1. Direct and Attempted Sale of Donziger's Personal Contingent Fee Interest in Exchange for Services

Under the 2011 and 2017 Retainers, Donziger was entitled to 6.3 percent of any proceeds related to the Ecuador Judgment. He concedes that any act to monetize the Ecuador Judgment, including by attempting to transfer, sell, pledge or assign any part of that 6.3 percent interest, violated paragraph 5 of the RICO Judgment.144 Thus, even on Donziger's own view concerning the effect and meaning of the Stay Opinion, he is in contempt of paragraph 5 by virtue of his commitment to pay Zelman "14/250 of an eighth of a point of whatever is recovered on the total claim" out of Donziger's "personal fees from this litigation."145

2. Donziger's Sales and Attempted Sales to Investors of Interests in the Judgment

Donziger attempts to defend his sales of interests in the Ecuador Judgment to investors on two grounds.

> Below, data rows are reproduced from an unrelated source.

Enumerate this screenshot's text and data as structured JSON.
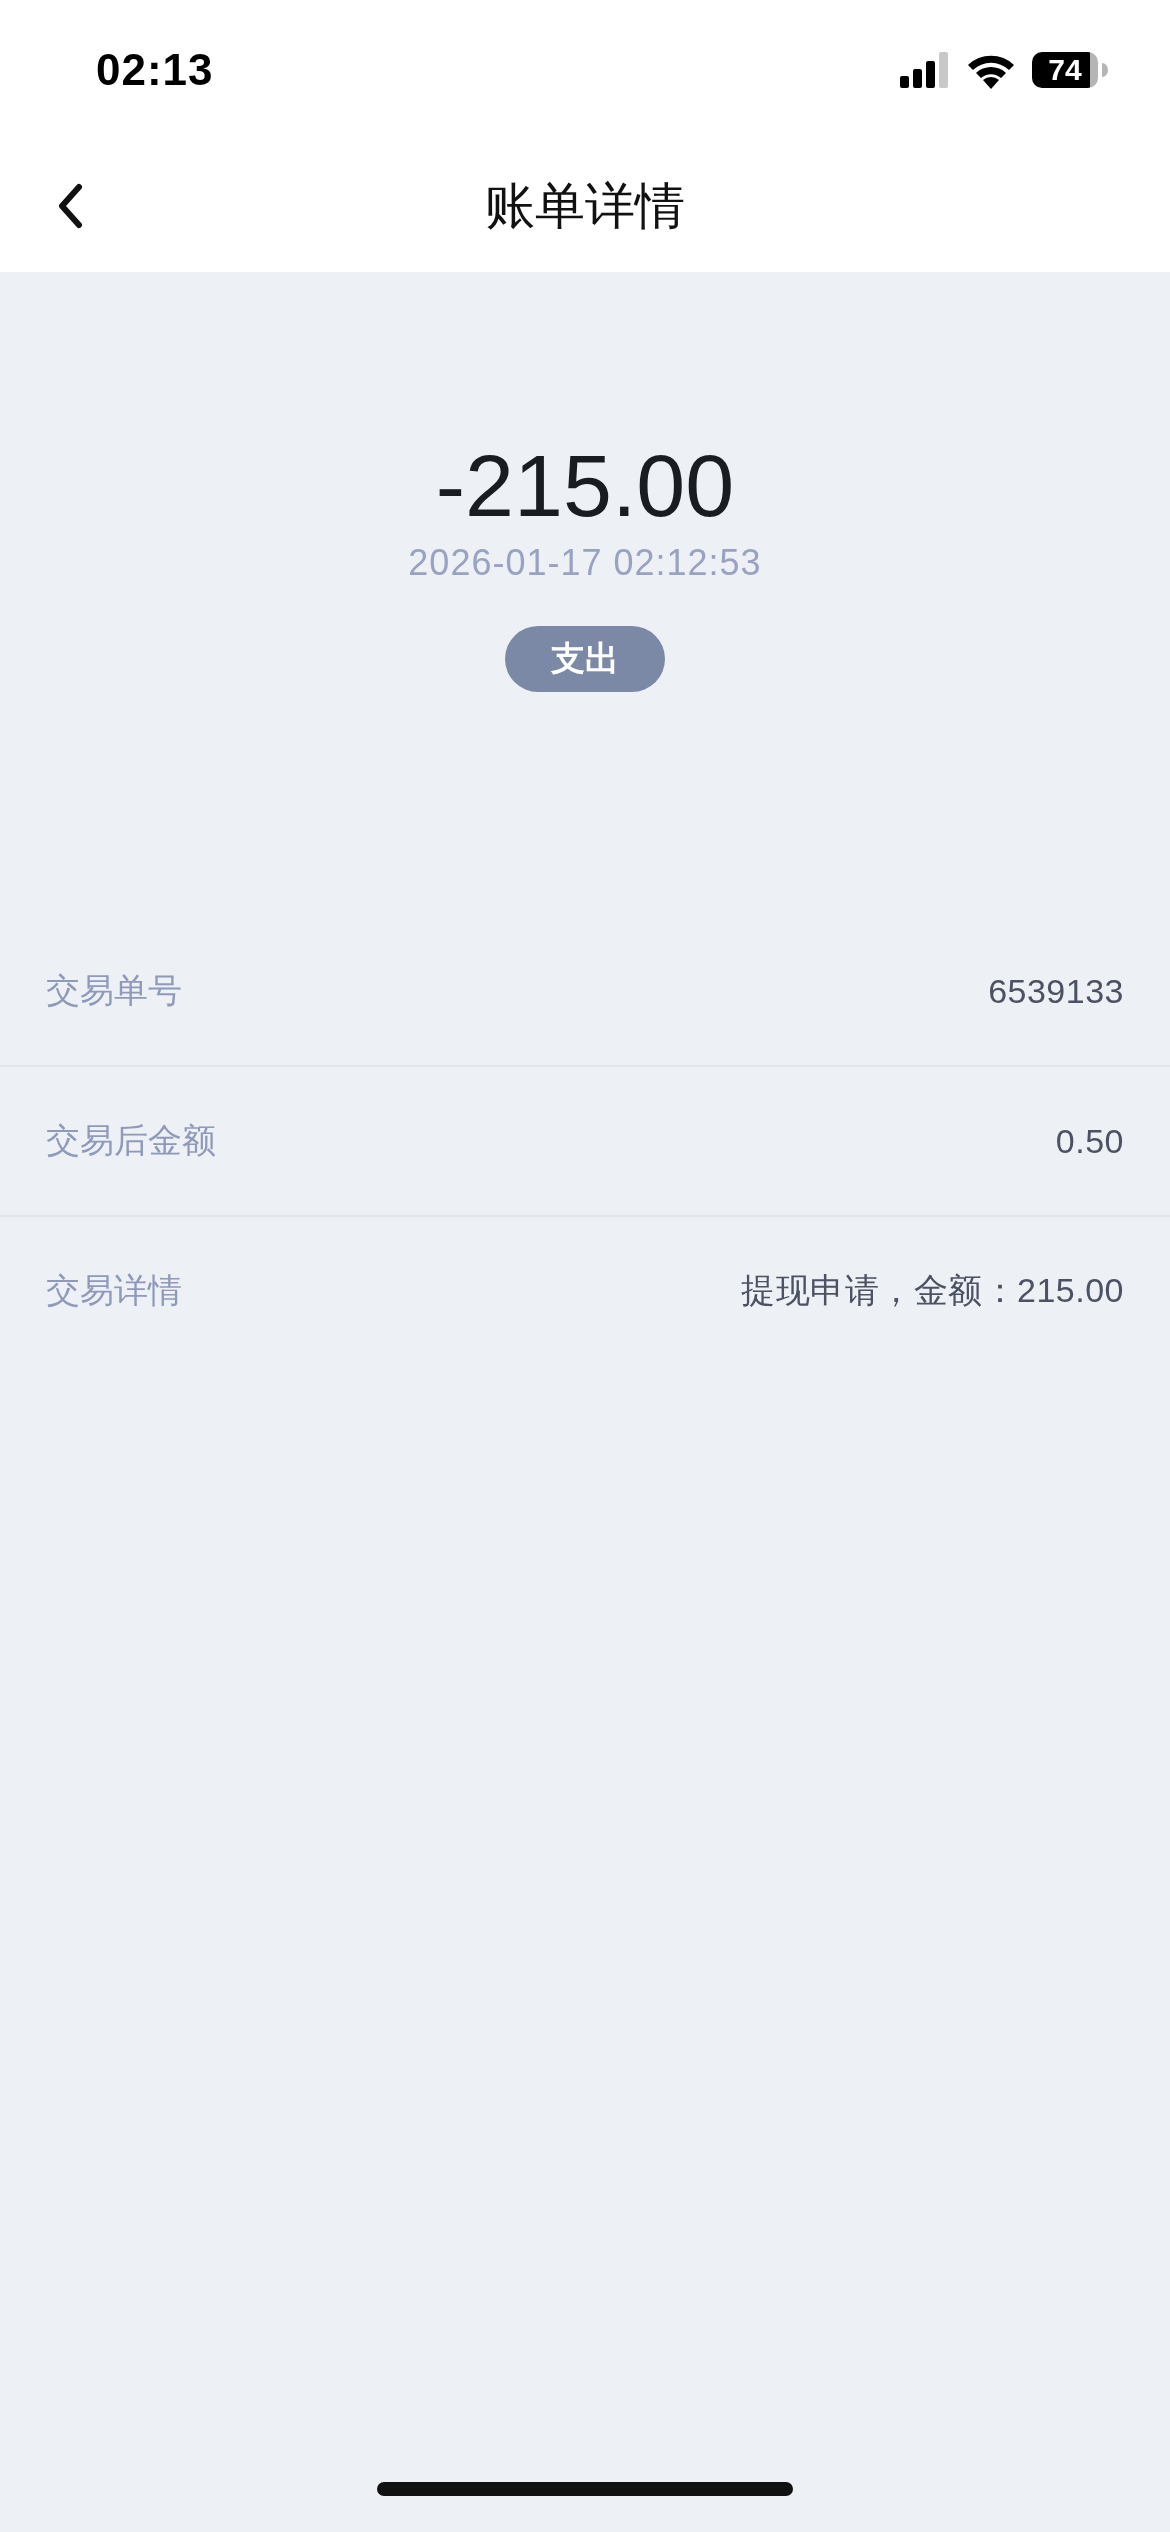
{
  "status_bar": {
    "time": "02:13",
    "battery": "74"
  },
  "nav_bar": {
    "title": "账单详情"
  },
  "summary": {
    "amount": "-215.00",
    "datetime": "2026-01-17 02:12:53",
    "type_tag": "支出"
  },
  "details": [
    {
      "label": "交易单号",
      "value": "6539133"
    },
    {
      "label": "交易后金额",
      "value": "0.50"
    },
    {
      "label": "交易详情",
      "value": "提现申请，金额：215.00"
    }
  ]
}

First, he argues that the Stay Opinion changed the terms of the RICO Judgment and limited the prohibitions in paragraphs 1 and 5 to acts related to money obtained as a result of a collection on the Ecuador Judgment. Second, he submits that sales of shares of the interests of his client, the ADF, were unobjectionable because the ADF was not subject to the RICO Judgment at the time of the sales.146

(a) The Stay Opinion Had, and Could Have Had, No Legal Effect on the Plain Text of the RICO Judgment

Donziger contends that he "moved for relief from the 'monetize or profit from'

*493portions of the original RICO judgment," that "the Court granted relief," and that the Stay Opinion "is effectively the applicable order of the Court."147 Those contentions, however, are incorrect.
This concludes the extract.